Venezuelan President Nicolás Maduro has declared that the country is fully prepared to defend itself against any potential U.S. military aggression, warning that Caracas will not “shrink from a fight” if Washington escalates tensions further. His comments come amid the deployment of a U.S. naval armada off Venezuela’s shores, officially described by the Pentagon as part of a drug enforcement operation but viewed in Caracas as a direct threat to sovereignty.
“We’re ready for a fight, if it’s necessary,” Maduro said in a televised address. “Along all of Venezuela’s coasts, from the border with Colombia to the east of the country, from north to south and east to west, we have full preparation. We are only defending Venezuela’s right to peace. No one can come to disturb either independence, territorial integrity, or the sovereignty of our peoples.”
According to Maduro, Venezuelan troops and civilian militias have been mobilized across 284 potential battlefront locations, reinforcing defensive positions in anticipation of possible clashes. Venezuela’s defense apparatus includes a 95,000 to 150,000-strong conventional army supported by a 4.5 million-person people’s militia, as well as significant stockpiles of tanks, aircraft, warships, and a growing domestic drone industry developed with Iranian support.
The rhetoric has sharpened following an incident last week in which 11 people were killed after a U.S. operation targeted a boat in the Caribbean. While Washington insists the strike was against drug traffickers, Venezuelan officials have rejected this narrative. On Thursday, Interior Minister Diosdado Cabello accused the U.S. of “murdering civilians,” calling the action further proof of U.S. aggression.

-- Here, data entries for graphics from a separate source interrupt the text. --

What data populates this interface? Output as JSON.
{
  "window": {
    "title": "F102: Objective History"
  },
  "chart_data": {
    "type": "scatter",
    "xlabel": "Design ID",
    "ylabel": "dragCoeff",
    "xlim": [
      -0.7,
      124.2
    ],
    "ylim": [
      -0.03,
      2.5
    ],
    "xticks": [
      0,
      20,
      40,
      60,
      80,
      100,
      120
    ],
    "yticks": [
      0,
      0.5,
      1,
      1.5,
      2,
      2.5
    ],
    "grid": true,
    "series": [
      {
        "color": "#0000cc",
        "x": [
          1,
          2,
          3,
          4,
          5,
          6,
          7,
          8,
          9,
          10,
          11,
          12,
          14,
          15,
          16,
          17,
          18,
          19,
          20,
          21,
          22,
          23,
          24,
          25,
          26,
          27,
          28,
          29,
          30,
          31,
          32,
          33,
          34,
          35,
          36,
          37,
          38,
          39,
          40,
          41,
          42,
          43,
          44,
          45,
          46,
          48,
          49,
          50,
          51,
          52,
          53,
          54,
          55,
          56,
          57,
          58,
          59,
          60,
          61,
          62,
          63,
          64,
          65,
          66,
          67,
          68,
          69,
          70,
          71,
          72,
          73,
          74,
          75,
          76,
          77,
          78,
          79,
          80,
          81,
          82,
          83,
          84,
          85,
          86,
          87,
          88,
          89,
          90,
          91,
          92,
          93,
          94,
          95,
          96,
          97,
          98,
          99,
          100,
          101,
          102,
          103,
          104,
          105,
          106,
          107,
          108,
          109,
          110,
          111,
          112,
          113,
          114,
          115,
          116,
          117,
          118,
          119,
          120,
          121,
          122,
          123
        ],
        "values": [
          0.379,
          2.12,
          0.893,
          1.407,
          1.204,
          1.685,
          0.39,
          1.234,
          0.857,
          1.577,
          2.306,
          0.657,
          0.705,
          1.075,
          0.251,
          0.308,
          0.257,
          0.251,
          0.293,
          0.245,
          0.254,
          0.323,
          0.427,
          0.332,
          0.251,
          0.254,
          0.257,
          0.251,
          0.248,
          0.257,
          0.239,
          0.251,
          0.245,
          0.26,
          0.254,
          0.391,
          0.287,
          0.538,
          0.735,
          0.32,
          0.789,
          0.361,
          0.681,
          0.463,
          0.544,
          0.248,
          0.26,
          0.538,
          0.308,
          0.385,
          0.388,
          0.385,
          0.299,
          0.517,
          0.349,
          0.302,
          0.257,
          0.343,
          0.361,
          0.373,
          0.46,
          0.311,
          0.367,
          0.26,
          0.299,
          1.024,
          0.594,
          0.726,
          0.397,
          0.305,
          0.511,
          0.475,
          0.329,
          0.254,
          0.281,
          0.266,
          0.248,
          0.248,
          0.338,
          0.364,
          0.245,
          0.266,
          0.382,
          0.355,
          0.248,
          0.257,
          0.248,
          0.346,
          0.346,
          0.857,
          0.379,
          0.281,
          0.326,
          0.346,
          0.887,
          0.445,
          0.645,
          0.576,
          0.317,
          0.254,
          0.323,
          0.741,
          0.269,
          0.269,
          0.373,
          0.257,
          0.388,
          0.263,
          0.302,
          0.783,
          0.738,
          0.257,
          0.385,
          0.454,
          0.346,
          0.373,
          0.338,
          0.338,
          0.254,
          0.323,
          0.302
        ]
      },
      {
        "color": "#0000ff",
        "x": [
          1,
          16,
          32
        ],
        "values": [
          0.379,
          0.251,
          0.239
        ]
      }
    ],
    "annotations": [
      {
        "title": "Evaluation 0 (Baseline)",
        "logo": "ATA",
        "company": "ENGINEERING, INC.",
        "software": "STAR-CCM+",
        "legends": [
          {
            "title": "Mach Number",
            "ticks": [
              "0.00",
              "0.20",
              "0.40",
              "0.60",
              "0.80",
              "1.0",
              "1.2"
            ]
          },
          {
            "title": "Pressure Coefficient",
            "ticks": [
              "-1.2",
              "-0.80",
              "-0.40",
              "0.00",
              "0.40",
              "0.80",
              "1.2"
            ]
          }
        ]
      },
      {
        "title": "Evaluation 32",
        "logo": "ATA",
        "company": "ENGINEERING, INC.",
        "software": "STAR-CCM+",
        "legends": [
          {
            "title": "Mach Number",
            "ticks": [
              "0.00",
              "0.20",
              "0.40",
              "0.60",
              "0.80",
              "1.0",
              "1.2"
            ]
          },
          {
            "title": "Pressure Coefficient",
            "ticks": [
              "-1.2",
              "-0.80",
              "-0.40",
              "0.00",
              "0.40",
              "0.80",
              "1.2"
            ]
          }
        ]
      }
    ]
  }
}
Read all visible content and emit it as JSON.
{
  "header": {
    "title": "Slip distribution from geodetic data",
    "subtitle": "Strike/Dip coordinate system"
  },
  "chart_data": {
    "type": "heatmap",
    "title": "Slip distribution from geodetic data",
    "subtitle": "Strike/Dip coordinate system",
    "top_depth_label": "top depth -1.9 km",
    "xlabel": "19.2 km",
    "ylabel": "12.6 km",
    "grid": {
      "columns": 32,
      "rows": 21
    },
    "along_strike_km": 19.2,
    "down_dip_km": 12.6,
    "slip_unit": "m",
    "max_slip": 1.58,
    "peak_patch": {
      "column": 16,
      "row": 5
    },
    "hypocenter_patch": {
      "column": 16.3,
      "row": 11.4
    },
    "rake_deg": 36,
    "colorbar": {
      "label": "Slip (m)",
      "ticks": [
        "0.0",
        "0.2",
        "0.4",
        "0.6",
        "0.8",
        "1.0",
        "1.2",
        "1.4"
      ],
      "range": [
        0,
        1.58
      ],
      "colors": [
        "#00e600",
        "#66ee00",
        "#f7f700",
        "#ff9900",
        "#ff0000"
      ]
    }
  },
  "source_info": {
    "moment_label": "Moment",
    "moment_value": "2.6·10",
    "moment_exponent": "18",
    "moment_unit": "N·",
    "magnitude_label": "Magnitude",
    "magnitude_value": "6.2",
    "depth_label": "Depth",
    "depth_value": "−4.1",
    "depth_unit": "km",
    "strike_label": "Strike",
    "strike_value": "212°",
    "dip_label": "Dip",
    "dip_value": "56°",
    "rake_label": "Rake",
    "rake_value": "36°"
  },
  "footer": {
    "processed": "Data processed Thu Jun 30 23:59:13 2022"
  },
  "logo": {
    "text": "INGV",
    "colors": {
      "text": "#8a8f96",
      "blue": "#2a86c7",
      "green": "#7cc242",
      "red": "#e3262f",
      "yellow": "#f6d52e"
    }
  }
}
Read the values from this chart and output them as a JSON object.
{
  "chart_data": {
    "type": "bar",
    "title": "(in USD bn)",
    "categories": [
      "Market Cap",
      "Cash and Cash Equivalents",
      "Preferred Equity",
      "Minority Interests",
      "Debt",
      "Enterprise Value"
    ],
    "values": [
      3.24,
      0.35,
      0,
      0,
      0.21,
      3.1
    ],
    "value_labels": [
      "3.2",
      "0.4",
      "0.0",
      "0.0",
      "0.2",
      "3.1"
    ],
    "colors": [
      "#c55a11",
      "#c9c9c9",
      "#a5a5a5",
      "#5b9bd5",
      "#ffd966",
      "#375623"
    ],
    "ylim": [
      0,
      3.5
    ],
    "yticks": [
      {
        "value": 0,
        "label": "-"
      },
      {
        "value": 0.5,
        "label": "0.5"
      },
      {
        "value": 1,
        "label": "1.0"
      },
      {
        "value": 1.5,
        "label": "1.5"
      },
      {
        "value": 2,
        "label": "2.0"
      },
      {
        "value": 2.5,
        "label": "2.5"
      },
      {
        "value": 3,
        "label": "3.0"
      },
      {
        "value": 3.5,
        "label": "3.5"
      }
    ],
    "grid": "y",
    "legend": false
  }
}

The Pentagon, meanwhile, has dismissed these accusations, maintaining its stance that the Maduro government is an “illegitimate narco-terrorist regime.” The escalating war of words has fueled fears that the standoff could spiral into open confrontation, raising alarm across Latin America, where regional governments remain divided over how to respond to Venezuela’s defiance of U.S. pressure.
Observers warn that any military escalation would not only destabilize Venezuela but could also reverberate across the Caribbean and South America, deepening geopolitical fault lines and drawing in external players such as Iran, Russia, and China, who have maintained strong ties with Caracas in defiance of U.S. sanctions.